Road rage! Lookout, cyclists — there’s an ambulance in the bike lane!

Road rage! Lookout, cyclists — there’s an ambulance in the bike lane!
Via YouTube

An ambulance driver who abandoned traffic-choked Prospect Park West to use the controversial bike lane as a shortcut was hardly a lone rogue.

Drivers told this paper that traffic backups on the boulevard — which was narrowed from three lanes to two last summer to accommodate the two-way cycle path — occasionally force them to maneuver around cars into the bike lane during rush hour.

“Using the lane is better than losing a life,” said one driver, who requested anonymity because such driving is not sanctioned.

The desire to get patients to New York Methodist Hospital no doubt motivated the paramedic who was captured on video driving in the bike lane — a piece of YouTube footage that has inflamed an already heated debate the bike lane.

“It’s really, really scary,” said James Bernard, a member of Community Board 6 and an opponent of the bike lane.

Lane critics, who snagged the black-and-white video at 4:15 pm on Dec. 21, have used the footage to make the case that the two-way path is at best a traffic bottleneck and at worst, a ticking time bomb.

At the top of Prospect Park West, near the park’s towering arches, drivers must watch for quick-moving cyclists, joggers and merchants hauling crates to the Grand Army Plaza farmer’s market. Add a stray ambulance into the mix and it’s the recipe for chaos, critics say.

But footage of the ambulance in the bike lane is just anecdotal baloney, said Department of Transportation officials. Ambulances all over the city break traffic laws — and take calculated risks in emergency situations — and this is nothing groundbreaking.

Even after seeing the video, Department spokesman Seth Solomonow defended the new lane by reciting data points that the agency has been putting out all year: “Speeding is down, cycling is up and dangerous sidewalk cycling has been all but eliminated,” he said.

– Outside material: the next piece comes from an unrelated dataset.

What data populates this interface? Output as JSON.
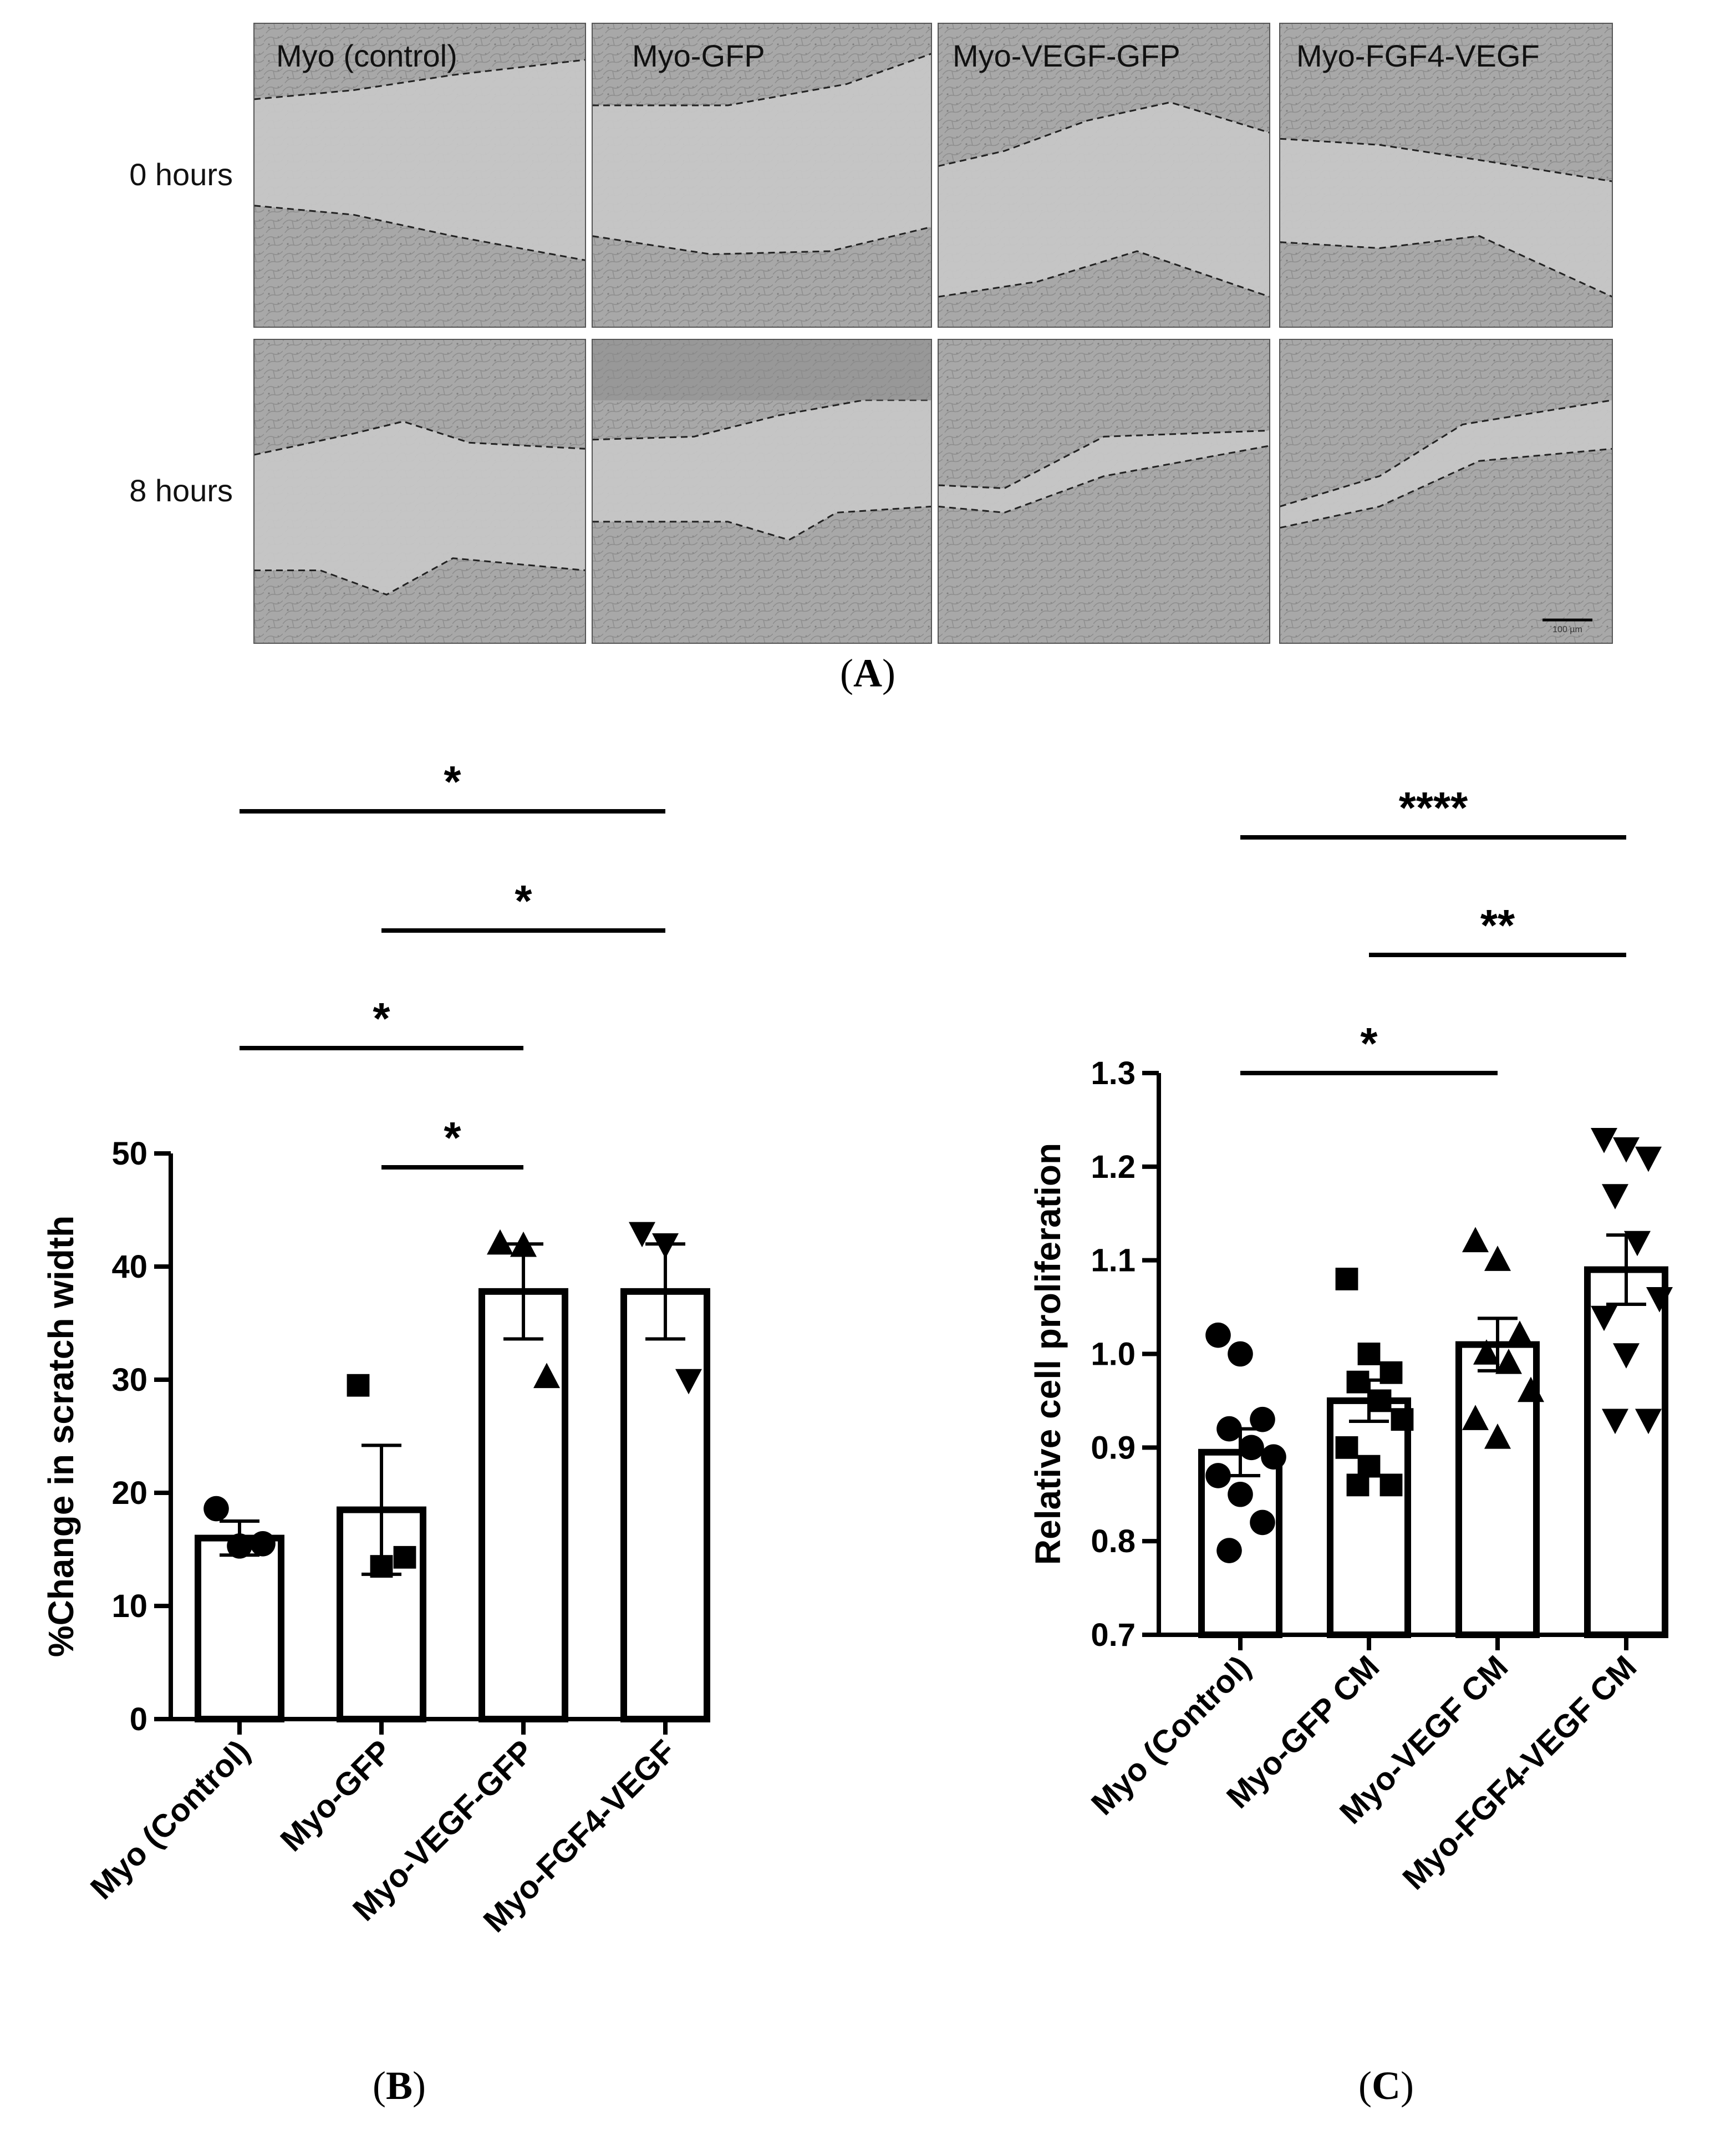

Overall, the department reported, injuries to all street users decreased by 21 percent after lane was installed in July. And fewer drivers are now treating Prospect Park West like a speedway. Before the lane was built, 75 percent of cars would exceed the speed limit; now only 20 percent do. Crashes, too, are down from an average of 30 to 25 in pre-lane years.

Indeed, supporters of the bike lane were again wildly e-mailing links to their own video, taken before the lane was installed, that showed rampant speeding.

Neighbors for Better Bike Lanes, which opposes the Prospect Park West route, remains unimpressed. After the report went out, the group slammed the city for fudging numbers. Plus, many members of the group oppose the lane because it has ruined the grand look of Prospect Park West.

The group’s president, Louise Hainline, has been recording video footage of the bike lane in hopes of documenting its danger, which explains how she captured the rouge (or hero, depending on your perspective) ambulance driver.

She claims that the incident on camera is just one of three cases in which a motor vehicles used the lane in the past three months. (She did not provide The Brooklyn Paper with documentation.)

In another incident, a truck driver “wasn’t able get around an area that police had blocked off,” so he used the bike lane.

“We have witnesses,” she said.

That trucker was less justified than ambulance drivers in Park Slope, but are obviously feeling the same stress.

“You just can’t go on Prospect Park West” during rush hour, said one driver for Midwood Ambulance Service. “I take other streets.”

Another driver admitted that she’d made that mistake and was once forced to use the bike lane.

“What are you going to do?” she said with a creased brow. “There was no other choice.”

Representatives at the fire department and New York Methodist Hospital could not be reached immediately for comment Tuesday evening.